No había vuelto a ver espíritus malignos desde que había empezado a trabajar en Hexam Place, aunque en realidad no siempre estaba seguro de ser capaz de identificar los espíritus malignos. A veces dedicaba semanas a observarlos, a menudo siguiéndolos, antes de poder estar seguro del todo. Pero debía recordar que había prometido al amigo del señor Jefferson, el doctor Mettage —el psiquiatra del hospital—, que no les haría nada a menos que le amenazaran. Decía que eso dependía de lo que uno entendiera por «amenazar». Las mujeres eran para él una amenaza, aunque eso era algo que jamás había compartido con el doctor Mettage ni con el doctor Jefferson. Se lo había contado a su dios, pero Peach no le había respondido.
Si no tenía trabajo en el jardín delantero del número 3, siempre tenía mucho que hacer en el del número 5. Un seto rodeaba los parterres de grava situados a ambos lados de los escalones principales y había estrechas cenefas de flores circundando el seto. Dex se arrodilló para arrancar las malas hierbas de las cenefas, extendiendo primero en el suelo un viejo felpudo que le había dado la señora Neville-Smith para protegerse las rodillas de las piedrecillas.
Le gustaba ver a la gente de Hexam Place sin desear hablar con ellos: la mujer pelirroja de la casa de enfrente que se sentaba en la escalera a fumar un cigarrillo; la anciana llamada June que sacaba al gordo perrito a dar una vuelta a la manzana; el chico que por su aspecto bien podría haber trabajado en la televisión y que se pasaba el día sentado al volante de un reluciente cochazo, dedicado más a esperar sentado que a conducir. Había dos hombres que vivían en la misma casa que la mujer pelirroja. Siempre salían juntos por la mañana, justo después de que Dex hubiera empezado a trabajar, siempre vestían traje y corbata y, los días de frío, llevaban unos abrigos ajustados.

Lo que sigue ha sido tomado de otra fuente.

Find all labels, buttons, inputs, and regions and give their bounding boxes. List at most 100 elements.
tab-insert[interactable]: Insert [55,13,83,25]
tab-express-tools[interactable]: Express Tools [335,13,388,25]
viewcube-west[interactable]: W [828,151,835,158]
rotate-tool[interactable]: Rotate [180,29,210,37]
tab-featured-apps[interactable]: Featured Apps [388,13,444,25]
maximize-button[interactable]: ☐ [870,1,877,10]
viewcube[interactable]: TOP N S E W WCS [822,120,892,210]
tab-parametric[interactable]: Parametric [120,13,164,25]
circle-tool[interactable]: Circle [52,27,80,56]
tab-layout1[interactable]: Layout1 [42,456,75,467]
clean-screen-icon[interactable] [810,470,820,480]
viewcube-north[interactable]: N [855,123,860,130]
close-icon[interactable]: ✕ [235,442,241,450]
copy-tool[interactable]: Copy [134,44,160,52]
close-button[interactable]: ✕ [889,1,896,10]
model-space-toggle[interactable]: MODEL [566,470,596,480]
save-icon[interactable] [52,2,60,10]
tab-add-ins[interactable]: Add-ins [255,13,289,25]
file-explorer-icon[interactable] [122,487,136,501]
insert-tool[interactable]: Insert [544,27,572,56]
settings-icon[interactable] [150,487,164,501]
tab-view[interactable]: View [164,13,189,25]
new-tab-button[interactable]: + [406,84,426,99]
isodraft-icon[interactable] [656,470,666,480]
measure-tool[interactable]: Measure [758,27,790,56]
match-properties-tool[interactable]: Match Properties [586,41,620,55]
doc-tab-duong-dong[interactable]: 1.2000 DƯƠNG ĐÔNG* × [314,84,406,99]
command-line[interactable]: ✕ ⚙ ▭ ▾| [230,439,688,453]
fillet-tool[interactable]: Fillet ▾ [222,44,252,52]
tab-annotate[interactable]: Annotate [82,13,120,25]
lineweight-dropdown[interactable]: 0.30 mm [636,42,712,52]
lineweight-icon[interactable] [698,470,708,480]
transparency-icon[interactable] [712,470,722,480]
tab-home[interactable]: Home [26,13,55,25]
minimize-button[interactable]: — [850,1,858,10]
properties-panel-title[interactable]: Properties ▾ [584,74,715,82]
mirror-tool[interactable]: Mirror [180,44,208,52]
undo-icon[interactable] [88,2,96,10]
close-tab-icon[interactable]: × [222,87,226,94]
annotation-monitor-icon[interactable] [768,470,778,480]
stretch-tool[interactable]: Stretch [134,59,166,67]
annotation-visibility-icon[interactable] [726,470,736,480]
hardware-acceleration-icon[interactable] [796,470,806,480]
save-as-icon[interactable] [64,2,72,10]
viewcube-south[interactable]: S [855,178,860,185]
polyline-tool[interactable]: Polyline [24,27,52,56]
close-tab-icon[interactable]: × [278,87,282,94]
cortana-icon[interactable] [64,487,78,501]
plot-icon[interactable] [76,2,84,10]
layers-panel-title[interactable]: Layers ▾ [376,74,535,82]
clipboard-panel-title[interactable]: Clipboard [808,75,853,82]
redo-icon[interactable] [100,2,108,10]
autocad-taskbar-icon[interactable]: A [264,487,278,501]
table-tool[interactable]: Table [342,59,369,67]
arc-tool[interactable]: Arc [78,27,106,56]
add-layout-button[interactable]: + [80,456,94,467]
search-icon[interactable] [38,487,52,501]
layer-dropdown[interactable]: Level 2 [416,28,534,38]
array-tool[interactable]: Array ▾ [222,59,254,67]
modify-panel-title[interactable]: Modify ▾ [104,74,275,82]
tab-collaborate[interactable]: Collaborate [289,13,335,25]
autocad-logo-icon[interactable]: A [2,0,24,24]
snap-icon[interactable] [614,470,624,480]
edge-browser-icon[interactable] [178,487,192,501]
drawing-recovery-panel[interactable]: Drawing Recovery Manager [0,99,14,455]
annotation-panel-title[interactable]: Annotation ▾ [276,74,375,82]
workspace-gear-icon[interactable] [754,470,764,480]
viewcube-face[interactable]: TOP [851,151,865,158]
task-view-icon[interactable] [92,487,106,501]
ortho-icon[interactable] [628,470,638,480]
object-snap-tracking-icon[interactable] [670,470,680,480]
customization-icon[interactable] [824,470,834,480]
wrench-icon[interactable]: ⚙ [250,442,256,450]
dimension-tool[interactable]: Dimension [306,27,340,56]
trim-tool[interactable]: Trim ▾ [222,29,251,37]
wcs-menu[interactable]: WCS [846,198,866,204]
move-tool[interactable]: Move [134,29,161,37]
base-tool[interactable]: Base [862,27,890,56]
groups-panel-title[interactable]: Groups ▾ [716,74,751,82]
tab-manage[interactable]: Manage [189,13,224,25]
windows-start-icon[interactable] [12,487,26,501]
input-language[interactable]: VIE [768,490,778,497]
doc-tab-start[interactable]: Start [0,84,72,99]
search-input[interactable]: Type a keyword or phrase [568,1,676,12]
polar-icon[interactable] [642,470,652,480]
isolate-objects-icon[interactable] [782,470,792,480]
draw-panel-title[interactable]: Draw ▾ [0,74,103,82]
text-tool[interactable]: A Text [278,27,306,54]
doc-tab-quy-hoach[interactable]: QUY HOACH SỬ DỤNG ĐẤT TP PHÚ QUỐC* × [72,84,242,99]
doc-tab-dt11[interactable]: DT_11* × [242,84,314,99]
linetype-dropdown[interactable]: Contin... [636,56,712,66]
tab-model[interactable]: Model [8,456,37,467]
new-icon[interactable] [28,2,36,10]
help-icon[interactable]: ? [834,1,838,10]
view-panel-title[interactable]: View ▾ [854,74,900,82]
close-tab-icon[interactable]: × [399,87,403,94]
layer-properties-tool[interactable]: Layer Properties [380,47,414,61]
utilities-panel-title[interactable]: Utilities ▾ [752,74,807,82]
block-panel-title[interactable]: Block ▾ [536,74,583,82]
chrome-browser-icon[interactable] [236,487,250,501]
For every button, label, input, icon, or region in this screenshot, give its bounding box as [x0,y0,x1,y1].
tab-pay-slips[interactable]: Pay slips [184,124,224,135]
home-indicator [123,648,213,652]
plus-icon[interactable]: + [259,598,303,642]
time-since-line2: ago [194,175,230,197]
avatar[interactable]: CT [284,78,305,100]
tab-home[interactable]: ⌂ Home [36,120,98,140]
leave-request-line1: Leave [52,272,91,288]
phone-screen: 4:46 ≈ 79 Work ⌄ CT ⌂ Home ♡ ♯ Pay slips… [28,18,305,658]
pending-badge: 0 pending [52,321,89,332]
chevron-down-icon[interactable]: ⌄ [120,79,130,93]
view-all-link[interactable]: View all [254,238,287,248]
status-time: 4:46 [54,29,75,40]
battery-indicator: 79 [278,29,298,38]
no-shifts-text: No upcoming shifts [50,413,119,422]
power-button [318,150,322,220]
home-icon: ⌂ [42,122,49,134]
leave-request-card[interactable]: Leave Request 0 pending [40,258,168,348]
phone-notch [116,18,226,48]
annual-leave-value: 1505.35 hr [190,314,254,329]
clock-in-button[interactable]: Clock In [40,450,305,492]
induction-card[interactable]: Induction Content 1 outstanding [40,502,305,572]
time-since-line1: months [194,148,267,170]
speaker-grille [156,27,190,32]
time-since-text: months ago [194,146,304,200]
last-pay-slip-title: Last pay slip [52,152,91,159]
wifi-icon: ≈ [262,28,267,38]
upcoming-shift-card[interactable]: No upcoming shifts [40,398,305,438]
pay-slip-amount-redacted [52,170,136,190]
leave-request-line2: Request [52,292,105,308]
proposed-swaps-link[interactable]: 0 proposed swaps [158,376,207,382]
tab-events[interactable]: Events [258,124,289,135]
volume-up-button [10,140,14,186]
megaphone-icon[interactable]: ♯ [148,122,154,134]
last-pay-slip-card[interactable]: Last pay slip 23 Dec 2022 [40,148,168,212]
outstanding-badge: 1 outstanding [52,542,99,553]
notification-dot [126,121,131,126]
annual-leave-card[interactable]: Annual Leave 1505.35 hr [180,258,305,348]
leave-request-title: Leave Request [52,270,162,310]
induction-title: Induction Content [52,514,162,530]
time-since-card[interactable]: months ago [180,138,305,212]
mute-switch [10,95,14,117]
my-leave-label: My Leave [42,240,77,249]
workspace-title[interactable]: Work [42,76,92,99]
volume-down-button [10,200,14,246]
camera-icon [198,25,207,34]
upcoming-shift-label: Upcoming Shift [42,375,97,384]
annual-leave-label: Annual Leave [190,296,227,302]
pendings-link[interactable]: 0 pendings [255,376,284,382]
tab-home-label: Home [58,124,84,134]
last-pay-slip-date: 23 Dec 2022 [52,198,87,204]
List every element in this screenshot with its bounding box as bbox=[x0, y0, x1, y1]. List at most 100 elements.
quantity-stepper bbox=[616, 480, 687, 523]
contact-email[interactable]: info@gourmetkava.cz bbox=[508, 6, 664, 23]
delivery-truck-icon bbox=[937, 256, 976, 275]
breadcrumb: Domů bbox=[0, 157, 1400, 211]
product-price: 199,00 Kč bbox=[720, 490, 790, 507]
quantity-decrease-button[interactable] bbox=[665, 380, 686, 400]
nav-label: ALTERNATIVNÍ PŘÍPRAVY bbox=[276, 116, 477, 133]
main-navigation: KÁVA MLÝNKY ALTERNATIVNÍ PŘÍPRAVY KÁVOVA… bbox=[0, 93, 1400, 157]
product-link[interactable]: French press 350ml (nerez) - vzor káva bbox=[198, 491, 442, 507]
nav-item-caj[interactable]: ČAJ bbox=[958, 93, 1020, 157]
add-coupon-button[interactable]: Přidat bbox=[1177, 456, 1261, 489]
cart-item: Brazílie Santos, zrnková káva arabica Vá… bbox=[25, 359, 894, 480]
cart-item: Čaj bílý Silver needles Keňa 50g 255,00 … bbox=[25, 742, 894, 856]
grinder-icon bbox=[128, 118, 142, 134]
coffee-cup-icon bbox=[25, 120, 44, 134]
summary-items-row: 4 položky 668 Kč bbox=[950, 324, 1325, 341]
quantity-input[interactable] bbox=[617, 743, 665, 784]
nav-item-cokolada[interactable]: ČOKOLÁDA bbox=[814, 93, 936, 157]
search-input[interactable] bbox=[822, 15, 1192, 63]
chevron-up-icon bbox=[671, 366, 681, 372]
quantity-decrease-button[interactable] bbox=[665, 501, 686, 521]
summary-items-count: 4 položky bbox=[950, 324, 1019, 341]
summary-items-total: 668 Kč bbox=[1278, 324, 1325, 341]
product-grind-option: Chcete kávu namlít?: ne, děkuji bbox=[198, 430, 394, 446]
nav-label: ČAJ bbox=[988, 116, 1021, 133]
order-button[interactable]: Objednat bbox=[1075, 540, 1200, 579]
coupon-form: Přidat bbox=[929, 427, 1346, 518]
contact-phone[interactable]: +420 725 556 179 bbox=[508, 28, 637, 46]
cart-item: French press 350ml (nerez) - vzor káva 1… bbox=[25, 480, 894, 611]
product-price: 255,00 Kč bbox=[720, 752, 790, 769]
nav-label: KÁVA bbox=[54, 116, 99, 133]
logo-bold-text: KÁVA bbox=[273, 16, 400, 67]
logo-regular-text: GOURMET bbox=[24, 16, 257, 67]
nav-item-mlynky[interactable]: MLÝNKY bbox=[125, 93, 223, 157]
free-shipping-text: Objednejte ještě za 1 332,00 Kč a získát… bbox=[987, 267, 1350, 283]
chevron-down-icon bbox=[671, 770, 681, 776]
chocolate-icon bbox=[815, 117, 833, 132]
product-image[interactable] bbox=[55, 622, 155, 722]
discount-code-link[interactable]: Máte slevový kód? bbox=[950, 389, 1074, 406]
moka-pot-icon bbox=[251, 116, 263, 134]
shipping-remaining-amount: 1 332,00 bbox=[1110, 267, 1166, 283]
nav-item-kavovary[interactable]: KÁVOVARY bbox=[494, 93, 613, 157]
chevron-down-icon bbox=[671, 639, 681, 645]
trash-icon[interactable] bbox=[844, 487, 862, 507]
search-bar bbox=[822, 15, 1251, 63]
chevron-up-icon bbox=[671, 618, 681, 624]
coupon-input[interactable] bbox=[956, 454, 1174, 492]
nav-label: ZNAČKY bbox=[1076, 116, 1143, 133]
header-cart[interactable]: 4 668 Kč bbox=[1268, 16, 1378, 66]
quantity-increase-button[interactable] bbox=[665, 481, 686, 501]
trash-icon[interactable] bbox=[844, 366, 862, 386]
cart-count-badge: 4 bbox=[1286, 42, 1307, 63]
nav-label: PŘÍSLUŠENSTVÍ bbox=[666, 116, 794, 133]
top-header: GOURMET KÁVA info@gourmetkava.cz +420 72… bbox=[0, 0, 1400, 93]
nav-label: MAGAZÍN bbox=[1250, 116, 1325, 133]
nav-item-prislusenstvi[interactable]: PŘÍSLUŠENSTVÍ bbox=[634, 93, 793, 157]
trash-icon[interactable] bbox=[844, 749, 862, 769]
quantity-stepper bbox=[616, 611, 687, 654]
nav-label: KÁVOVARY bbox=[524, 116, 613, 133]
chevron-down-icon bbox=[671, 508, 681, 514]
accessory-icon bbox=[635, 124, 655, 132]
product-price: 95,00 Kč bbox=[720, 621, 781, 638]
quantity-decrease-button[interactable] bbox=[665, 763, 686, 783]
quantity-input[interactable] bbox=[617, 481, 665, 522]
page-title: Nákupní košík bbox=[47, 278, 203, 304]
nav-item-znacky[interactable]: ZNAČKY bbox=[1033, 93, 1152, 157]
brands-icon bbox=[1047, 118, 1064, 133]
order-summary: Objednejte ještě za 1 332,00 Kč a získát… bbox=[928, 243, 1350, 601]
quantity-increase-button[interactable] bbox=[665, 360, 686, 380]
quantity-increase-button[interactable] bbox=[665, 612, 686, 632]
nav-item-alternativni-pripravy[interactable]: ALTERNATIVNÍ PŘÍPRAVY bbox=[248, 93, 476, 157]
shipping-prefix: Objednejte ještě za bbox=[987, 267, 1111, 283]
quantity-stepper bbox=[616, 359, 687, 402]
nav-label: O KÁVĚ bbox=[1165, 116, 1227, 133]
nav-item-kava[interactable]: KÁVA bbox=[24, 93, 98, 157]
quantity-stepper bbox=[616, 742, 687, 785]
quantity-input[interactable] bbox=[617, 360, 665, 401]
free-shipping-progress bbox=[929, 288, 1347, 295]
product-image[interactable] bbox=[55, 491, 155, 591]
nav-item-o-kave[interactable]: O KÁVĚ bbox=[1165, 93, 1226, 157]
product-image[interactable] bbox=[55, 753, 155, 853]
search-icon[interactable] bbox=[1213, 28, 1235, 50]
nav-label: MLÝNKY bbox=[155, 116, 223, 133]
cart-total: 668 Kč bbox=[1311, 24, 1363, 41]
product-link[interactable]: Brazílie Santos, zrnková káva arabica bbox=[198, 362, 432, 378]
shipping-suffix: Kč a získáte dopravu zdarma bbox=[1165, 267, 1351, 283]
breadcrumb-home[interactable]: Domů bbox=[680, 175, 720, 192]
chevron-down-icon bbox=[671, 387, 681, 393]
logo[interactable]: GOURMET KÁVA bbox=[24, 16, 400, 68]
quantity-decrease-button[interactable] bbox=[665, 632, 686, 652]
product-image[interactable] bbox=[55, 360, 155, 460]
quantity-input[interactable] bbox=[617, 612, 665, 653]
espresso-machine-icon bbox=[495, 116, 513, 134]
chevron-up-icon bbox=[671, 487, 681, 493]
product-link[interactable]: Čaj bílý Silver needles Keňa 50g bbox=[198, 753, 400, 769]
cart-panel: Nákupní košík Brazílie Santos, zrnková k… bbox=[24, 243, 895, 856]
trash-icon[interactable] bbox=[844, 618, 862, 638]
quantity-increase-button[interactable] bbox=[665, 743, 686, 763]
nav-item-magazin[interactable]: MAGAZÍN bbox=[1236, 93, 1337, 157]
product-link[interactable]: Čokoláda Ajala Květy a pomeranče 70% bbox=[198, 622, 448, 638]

Tuvo que ir a trabajar al jardín trasero, y entonces lo único que vio eran las clemátides, las dalias y las rosas. Al señor Neville-Smith le encantaban las rosas. En la casa contigua, el número 7, vivían muchos niños, dos niñas y un bebé, y una chica que, según había oído decir a Jimmy, era una au pair. Dex la vio subir y bajar las escaleras del servicio del número 7 y vio también a una señora que vestía una larga capa negra y que llevaba un pañuelo para la cabeza también negro que paseaba al bebé en un cochecito. Pero si les hubiera visto lejos de los lugares donde vivían, no les habría reconocido. Para él las caras no significaban nada. Veía en ellas máscaras vacías desprovistas de rasgos.